There is a condition called writer's block. I don't suffer from it, probably because I have less time for writing than I need. Friends and family might comment that I have never suffered from talker's block either.
I do suffer from feelings of unworthiness which I expect are common to many, if not all, writers. It's that feeling that whatever I do it won't be good enough, so what's the point? This can stop me in my tracks and make me abandon whatever it is I'm doing or carry on but take no pleasure from it.
In order to get over this problem the writing technique that works for me is simple. I write stuff even if it's rubbish. I write every day, even if it's a tiny bit. I write what comes to me regardless of what I might have planned to write.
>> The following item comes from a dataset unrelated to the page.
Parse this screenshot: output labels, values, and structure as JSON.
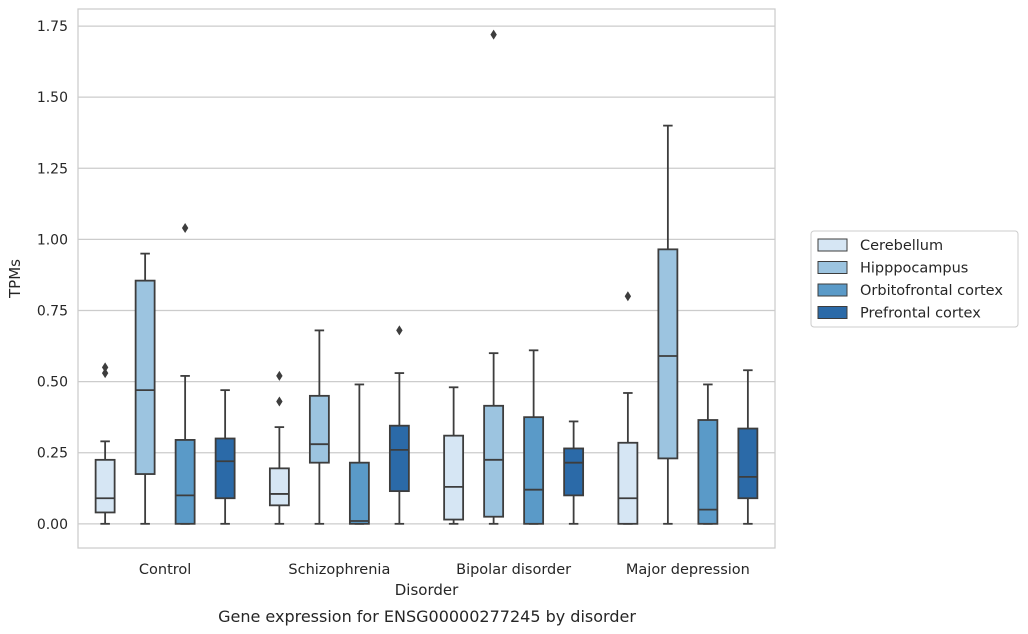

Sometimes I sit down to write with the intention of getting my protagonist from point A to point B. There are clear steps needed to achieve this that have been running through my mind. I begin writing and suddenly find my character has arrived at point C without any help from me. This used to worry me, after all I'm the writer, I'm supposed to be in charge.
It's a question of detail. My favourite authors introduce their characters effortlessly. A few well chosen words and I have a clear mental image. They also move seamlessly from one scene to another without need for ticket purchase or stopping to put petrol in a tank. I have a tendancy to get caught up in all that detail. Things like the number on the bus, timetables, the names of the bus stops, a description of the driver, of the bus, of each of the passengers....
I have learned that very little of this needs to be written but that doesn't mean it's not needed. As long as I know, the reader can relax in the knowledge that it has all been taken care of and they can be spared the detail. It's up to me to make sure it all hangs together.
In the film "Robin Hood", Kevin Costner arrives at Dover, having rowed all the way from Egypt, sets off walking and announces that he will be dining with his father in Nottingham that evening. The author obviously has no idea of the distance between Dover and Nottingham and has certainly never travelled on the East Coast Main Line. I have to avoid that sort of mistake because readers have the tendancy to assume that if they identify one inconsistency in a story then the rest of it is almost certainly rubbish as well.
One more thing, I am proud to tell you that Christian Pankhurst has raised over $35,000 for children in Japan with the appeal I made in my previous blog. Well done Christian! You are a wonderful man with a great big heart.